EM-Held Sigurdsson vor dem Absprung

Nach EM-Titel und Olympia-Bronze in Rio scheint der Hunger von Handball-Bundestrainer Dagur Sigurdsson gestillt. Laut dem Fachmagazin „Handball Inside“ will der Isländer seinen im Sommer 2017 auslaufenden Vertrag mit dem Deutschen Handballbund (DHB) nicht verlängern.
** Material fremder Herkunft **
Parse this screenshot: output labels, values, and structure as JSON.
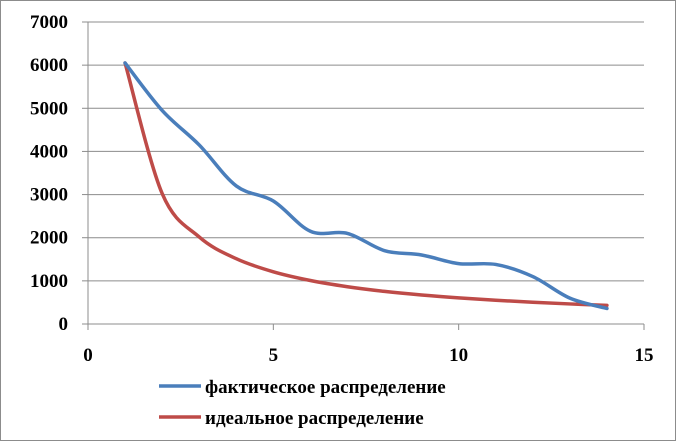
{
  "chart_data": {
    "type": "line",
    "xlim": [
      0,
      15
    ],
    "ylim": [
      0,
      7000
    ],
    "x_ticks": [
      0,
      5,
      10,
      15
    ],
    "y_ticks": [
      0,
      1000,
      2000,
      3000,
      4000,
      5000,
      6000,
      7000
    ],
    "grid": "horizontal",
    "legend_position": "bottom",
    "series": [
      {
        "name": "фактическое распределение",
        "color": "#4a7ebb",
        "x": [
          1,
          2,
          3,
          4,
          5,
          6,
          7,
          8,
          9,
          10,
          11,
          12,
          13,
          14
        ],
        "y": [
          6050,
          4950,
          4150,
          3200,
          2850,
          2150,
          2100,
          1700,
          1600,
          1400,
          1380,
          1100,
          600,
          360
        ]
      },
      {
        "name": "идеальное распределение",
        "color": "#be4b48",
        "x": [
          1,
          2,
          3,
          4,
          5,
          6,
          7,
          8,
          9,
          10,
          11,
          12,
          13,
          14
        ],
        "y": [
          6050,
          3025,
          2017,
          1513,
          1210,
          1008,
          864,
          756,
          672,
          605,
          550,
          504,
          465,
          432
        ]
      }
    ]
  }
}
Die Weltmeisterschaft im Januar 2017 in Frankreich könnte damit sein letztes Turnier als Bundestrainer sein. Der für den Leistungssport zuständige DHB-Vizepräsident Bob Hanning kündigte an, dass er noch in diesem Jahr die Zukunft des 43-Jährigen klären wolle. „Wir sind in Gesprächen“, sagte Hanning, zugleich Manager der Füchse Berlin. In Ländern wie Katar oder bei einem internationalen Topklub könnte der Isländer mehr Geld verdienen als beim DHB. Finanzielle Gründe sollen aber nicht den Ausschlag für das Umdenken bei Sigurdsson gegeben haben. Stattdessen spielen wohl persönliche Beweggründe des verheirateten Familienvaters die Hauptrolle. „Ich wollte mit Dagur eigentlich den Olympiasieg 2020 feiern, womöglich muss ich dafür nun jemand anderen suchen“, sagte Hanning. Zu den Kandidaten zählen Christian Prokop, der in Leipzig großartige Aufbauarbeit leistete. Und Martin Schwalb, der einst den HSV zu Erfolgen führte.